Until well after the Middle Ages, virtually all of the black pepper found in Europe, the Middle East, and North Africa travelled there from India's Malabar region.  By the 16th century, pepper was also being grown in Java, Sunda, Sumatra, Madagascar, Malaysia, and elsewhere in Southeast Asia, but these areas traded mainly with China, or used the pepper locally.

Once the British influence in India grew the East India Company took
over the pepper trade and the vast tonnage brought in on its ships reduced the price, turning it into an everyday item rather than a luxury. Pepper is neither savoury nor sweet and adds flavour and heat to cooking.

Types of Pepper


Black pepper is produced from the still-green unripe pepper plant. The fruits are cooked briefly in hot water, both to clean them and to prepare them for drying. They are dried in the sun or by machine for several days, during which the pepper around the seed shrinks and darkens into a thin, wrinkled black layer.
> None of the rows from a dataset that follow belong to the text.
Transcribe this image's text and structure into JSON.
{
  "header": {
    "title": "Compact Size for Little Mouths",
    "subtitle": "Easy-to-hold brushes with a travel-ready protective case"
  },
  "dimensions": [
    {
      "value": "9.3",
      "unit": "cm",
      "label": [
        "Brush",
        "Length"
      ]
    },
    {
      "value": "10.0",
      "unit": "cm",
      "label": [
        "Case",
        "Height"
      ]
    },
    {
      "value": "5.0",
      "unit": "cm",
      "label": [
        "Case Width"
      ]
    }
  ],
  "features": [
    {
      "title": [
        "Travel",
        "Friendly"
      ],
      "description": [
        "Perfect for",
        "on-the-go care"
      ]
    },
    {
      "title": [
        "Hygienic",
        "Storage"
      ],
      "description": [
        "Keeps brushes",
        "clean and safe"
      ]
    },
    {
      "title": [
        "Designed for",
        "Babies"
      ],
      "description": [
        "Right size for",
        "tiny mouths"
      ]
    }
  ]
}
Once dried, the spice is called black peppercorn.

There are different types of black pepper:

Tellicherry Black pepper from South India  - The champagne of black pepper. Very bold, pungent aroma. Not for the fainthearted. Use where you want a very pronounced, lingering pepper flavour. Best in Indian food.

Sarawak Black from Borneo and Malaysia - Relatively mild with a fruity bouquet. Best suited to delicate flavours. Try grinding over fresh strawberries.
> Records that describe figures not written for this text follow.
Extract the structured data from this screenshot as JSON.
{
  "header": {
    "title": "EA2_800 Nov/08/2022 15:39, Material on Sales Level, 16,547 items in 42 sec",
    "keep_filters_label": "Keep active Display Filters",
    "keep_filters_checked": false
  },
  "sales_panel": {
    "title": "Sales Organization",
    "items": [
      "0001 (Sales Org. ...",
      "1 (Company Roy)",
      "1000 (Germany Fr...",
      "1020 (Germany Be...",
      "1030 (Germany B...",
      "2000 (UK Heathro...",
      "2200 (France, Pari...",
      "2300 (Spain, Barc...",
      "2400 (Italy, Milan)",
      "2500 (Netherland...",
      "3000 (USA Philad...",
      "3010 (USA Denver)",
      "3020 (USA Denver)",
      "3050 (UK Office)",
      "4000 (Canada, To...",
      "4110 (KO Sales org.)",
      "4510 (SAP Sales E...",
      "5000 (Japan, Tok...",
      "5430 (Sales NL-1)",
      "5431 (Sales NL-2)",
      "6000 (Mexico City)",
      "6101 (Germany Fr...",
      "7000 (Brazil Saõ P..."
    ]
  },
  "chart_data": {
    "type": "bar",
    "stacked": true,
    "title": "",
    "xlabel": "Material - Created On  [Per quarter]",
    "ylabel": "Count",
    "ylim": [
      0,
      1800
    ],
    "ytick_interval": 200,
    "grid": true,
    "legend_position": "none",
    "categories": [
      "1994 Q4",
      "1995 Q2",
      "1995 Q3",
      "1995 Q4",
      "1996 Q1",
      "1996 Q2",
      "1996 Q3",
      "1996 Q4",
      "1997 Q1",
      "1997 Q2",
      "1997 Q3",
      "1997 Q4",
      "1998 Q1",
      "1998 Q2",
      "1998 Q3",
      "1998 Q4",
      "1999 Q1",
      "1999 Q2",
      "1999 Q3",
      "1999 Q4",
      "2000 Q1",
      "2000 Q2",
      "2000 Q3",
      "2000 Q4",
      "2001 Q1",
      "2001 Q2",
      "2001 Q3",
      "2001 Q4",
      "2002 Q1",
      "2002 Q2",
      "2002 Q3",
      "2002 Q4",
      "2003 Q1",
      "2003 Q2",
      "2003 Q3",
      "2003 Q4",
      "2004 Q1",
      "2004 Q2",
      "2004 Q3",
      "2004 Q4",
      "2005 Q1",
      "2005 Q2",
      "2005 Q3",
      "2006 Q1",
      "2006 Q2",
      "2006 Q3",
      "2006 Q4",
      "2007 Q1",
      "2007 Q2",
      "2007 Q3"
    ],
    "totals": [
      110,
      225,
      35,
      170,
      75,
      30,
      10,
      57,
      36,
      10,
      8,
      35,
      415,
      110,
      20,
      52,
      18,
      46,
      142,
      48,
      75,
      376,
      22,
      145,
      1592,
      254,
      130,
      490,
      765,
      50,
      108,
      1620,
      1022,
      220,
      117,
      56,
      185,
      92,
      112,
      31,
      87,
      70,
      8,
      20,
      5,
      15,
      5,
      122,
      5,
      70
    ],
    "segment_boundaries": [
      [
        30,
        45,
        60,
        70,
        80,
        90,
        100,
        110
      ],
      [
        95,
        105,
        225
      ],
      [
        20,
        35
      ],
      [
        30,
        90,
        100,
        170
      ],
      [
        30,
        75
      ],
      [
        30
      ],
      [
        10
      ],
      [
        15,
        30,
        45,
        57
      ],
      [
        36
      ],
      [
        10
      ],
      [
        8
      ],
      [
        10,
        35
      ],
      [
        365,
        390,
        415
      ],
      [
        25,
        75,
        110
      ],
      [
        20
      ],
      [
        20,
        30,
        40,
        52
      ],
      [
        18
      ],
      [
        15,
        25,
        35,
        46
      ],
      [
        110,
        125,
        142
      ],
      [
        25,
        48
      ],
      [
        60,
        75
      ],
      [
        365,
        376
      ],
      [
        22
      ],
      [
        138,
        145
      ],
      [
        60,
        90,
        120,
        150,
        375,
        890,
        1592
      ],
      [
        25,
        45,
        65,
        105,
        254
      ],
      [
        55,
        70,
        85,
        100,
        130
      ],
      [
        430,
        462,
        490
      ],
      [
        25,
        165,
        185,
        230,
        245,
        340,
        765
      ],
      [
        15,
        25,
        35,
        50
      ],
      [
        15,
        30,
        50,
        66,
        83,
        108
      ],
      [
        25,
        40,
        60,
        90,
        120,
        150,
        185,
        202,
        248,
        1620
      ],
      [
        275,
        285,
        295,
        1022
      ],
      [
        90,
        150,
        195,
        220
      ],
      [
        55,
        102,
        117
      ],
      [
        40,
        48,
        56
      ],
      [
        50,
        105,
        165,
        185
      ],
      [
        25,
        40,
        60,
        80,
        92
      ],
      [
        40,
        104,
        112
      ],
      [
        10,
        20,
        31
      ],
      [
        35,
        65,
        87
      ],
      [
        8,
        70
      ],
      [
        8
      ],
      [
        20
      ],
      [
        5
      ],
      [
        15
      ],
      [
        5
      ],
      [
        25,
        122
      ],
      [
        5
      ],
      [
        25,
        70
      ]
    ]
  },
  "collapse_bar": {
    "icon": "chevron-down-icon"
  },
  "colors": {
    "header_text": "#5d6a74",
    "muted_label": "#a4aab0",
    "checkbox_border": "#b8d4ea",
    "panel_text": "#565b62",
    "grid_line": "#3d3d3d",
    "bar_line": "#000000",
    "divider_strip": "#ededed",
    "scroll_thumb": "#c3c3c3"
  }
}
Lampong Black From Sumatra, Indonesia - Mildly pungent and aromatic. This is the one to use when making curry mixtures


White pepper consists of the core of a ripe fruit after the husk has been removed. This is usually accomplished by a process known as retting, where fully ripe peppers are soaked in water for about a week, during which the flesh of the pepper softens and decompsoses. Rubbing then removes what remains of the fruit, and the naked seed is dried. White pepper is sometimes used in dishes like light-coloured sauces or mashed potatoes, where ground black pepper would visibly stand out. There is disagreement regarding which is generally spicier. They have differing flavor due to the presence of certain compounds in the outer fruit layer of the berry that are not found in the seed.
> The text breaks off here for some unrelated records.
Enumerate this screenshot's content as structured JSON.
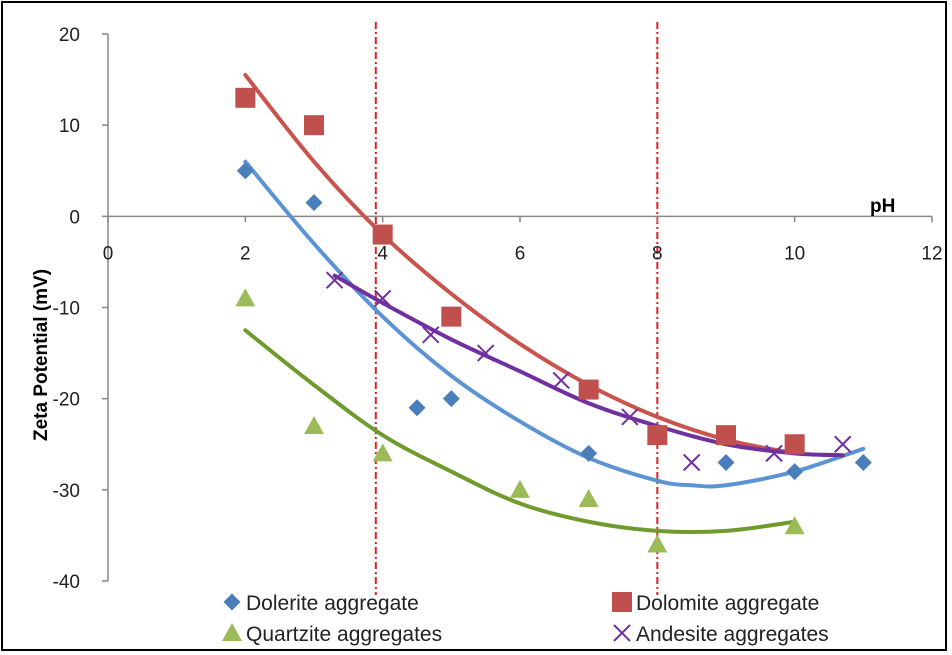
{
  "chart_data": {
    "type": "scatter",
    "xlabel": "pH",
    "ylabel": "Zeta Potential (mV)",
    "xlim": [
      0,
      12
    ],
    "ylim": [
      -40,
      20
    ],
    "x_ticks": [
      "0",
      "2",
      "4",
      "6",
      "8",
      "10",
      "12"
    ],
    "y_ticks": [
      "20",
      "10",
      "0",
      "-10",
      "-20",
      "-30",
      "-40"
    ],
    "grid": false,
    "legend_position": "bottom",
    "reference_lines_x": [
      3.9,
      8.0
    ],
    "reference_line_color": "#e02020",
    "series": [
      {
        "name": "Dolerite aggregate",
        "marker": "diamond",
        "color": "#4a7ebb",
        "points": [
          [
            2,
            5
          ],
          [
            3,
            1.5
          ],
          [
            4.5,
            -21
          ],
          [
            5,
            -20
          ],
          [
            7,
            -26
          ],
          [
            9,
            -27
          ],
          [
            10,
            -28
          ],
          [
            11,
            -27
          ]
        ],
        "trend": {
          "x_range": [
            2,
            11
          ],
          "points": [
            [
              2,
              6
            ],
            [
              3,
              -3
            ],
            [
              4,
              -11
            ],
            [
              5,
              -17.5
            ],
            [
              6,
              -22.5
            ],
            [
              7,
              -26.5
            ],
            [
              8,
              -29
            ],
            [
              8.5,
              -29.5
            ],
            [
              9,
              -29.5
            ],
            [
              10,
              -28
            ],
            [
              11,
              -25.5
            ]
          ]
        }
      },
      {
        "name": "Dolomite aggregate",
        "marker": "square",
        "color": "#c0504d",
        "points": [
          [
            2,
            13
          ],
          [
            3,
            10
          ],
          [
            4,
            -2
          ],
          [
            5,
            -11
          ],
          [
            7,
            -19
          ],
          [
            8,
            -24
          ],
          [
            9,
            -24
          ],
          [
            10,
            -25
          ]
        ],
        "trend": {
          "x_range": [
            2,
            10
          ],
          "points": [
            [
              2,
              15.5
            ],
            [
              3,
              6
            ],
            [
              4,
              -2
            ],
            [
              5,
              -8.5
            ],
            [
              6,
              -14
            ],
            [
              7,
              -18.5
            ],
            [
              8,
              -22
            ],
            [
              9,
              -24.5
            ],
            [
              10,
              -26
            ]
          ]
        }
      },
      {
        "name": "Quartzite aggregates",
        "marker": "triangle",
        "color": "#9bbb59",
        "points": [
          [
            2,
            -9
          ],
          [
            3,
            -23
          ],
          [
            4,
            -26
          ],
          [
            6,
            -30
          ],
          [
            7,
            -31
          ],
          [
            8,
            -36
          ],
          [
            10,
            -34
          ]
        ],
        "trend": {
          "x_range": [
            2,
            10
          ],
          "points": [
            [
              2,
              -12.5
            ],
            [
              3,
              -18.5
            ],
            [
              4,
              -24
            ],
            [
              5,
              -28
            ],
            [
              6,
              -31.5
            ],
            [
              7,
              -33.5
            ],
            [
              8,
              -34.5
            ],
            [
              9,
              -34.5
            ],
            [
              10,
              -33.5
            ]
          ]
        }
      },
      {
        "name": "Andesite aggregates",
        "marker": "x",
        "color": "#7030a0",
        "points": [
          [
            3.3,
            -7
          ],
          [
            4,
            -9
          ],
          [
            4.7,
            -13
          ],
          [
            5.5,
            -15
          ],
          [
            6.6,
            -18
          ],
          [
            7.6,
            -22
          ],
          [
            8.5,
            -27
          ],
          [
            9.7,
            -26
          ],
          [
            10.7,
            -25
          ]
        ],
        "trend": {
          "x_range": [
            3.3,
            10.7
          ],
          "points": [
            [
              3.3,
              -6.5
            ],
            [
              4,
              -9.5
            ],
            [
              5,
              -13.5
            ],
            [
              6,
              -17
            ],
            [
              7,
              -20.5
            ],
            [
              8,
              -23
            ],
            [
              9,
              -25
            ],
            [
              10,
              -26
            ],
            [
              10.7,
              -26.2
            ]
          ]
        }
      }
    ]
  }
}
One type of white pepper is:

  • Muntok white pepper is from Bangka Island, Indonesia. It is slightly musty with a smooth flavour. Tends not to linger on the palate and is good for soups and starters


Green pepper is milder than black pepper, but, like black, is made from the unripe fruits. Dried green peppercorns are treated in a way that retains the green colour. Fresh, unpreserved green pepper fruits, largely unknown in the West, are used in some Asian cuisines, particularly Thai cuisine. Their flavour has been described as piquant and fresh, with a bright aroma. They decay quickly if not dried or preserved. To preserve, unripe fruits are pickled in brine or vinegar before drying.


Black, white and green pepper all comes from the same plant, red and pink pepper however comes from something else entirely.  It is also called “False Pepper” from the seed of an evergreen tree grown in South America. It has a sweet, piquant flavour, but is mostly used for its appearance.

Facts And Tips On Pepper

  • When using Pepper you should always use it freshly ground.
  • The flavour of pepper comes from the pepperin oils inside the corn. Once the peppercorn is ground the flavours are released.
  • In order to get the most flavour, the corn should be ground just prior to use. There are two ways to release the flavour one is by heat and one is by milling.
  • This is why it is possible to put whole peppercorns in a pepper sauce and still get the flavour without them being crushed. e.g. Fillet steak au poivre.
  • New industrial mills that grind pepper are internally cooled in order to retain as much flavour as possible in the ground pepper.
  • Pepper is treated as a commodity and is bought using a Spot-Buy method on the market.
  • The price depends on the how good the weather is for pepper cultivation and the demand for it.
  • The pepper used in Cole and Mason mills is a high grade pepper, which is determined by the low moisture content of the corn and the flavour.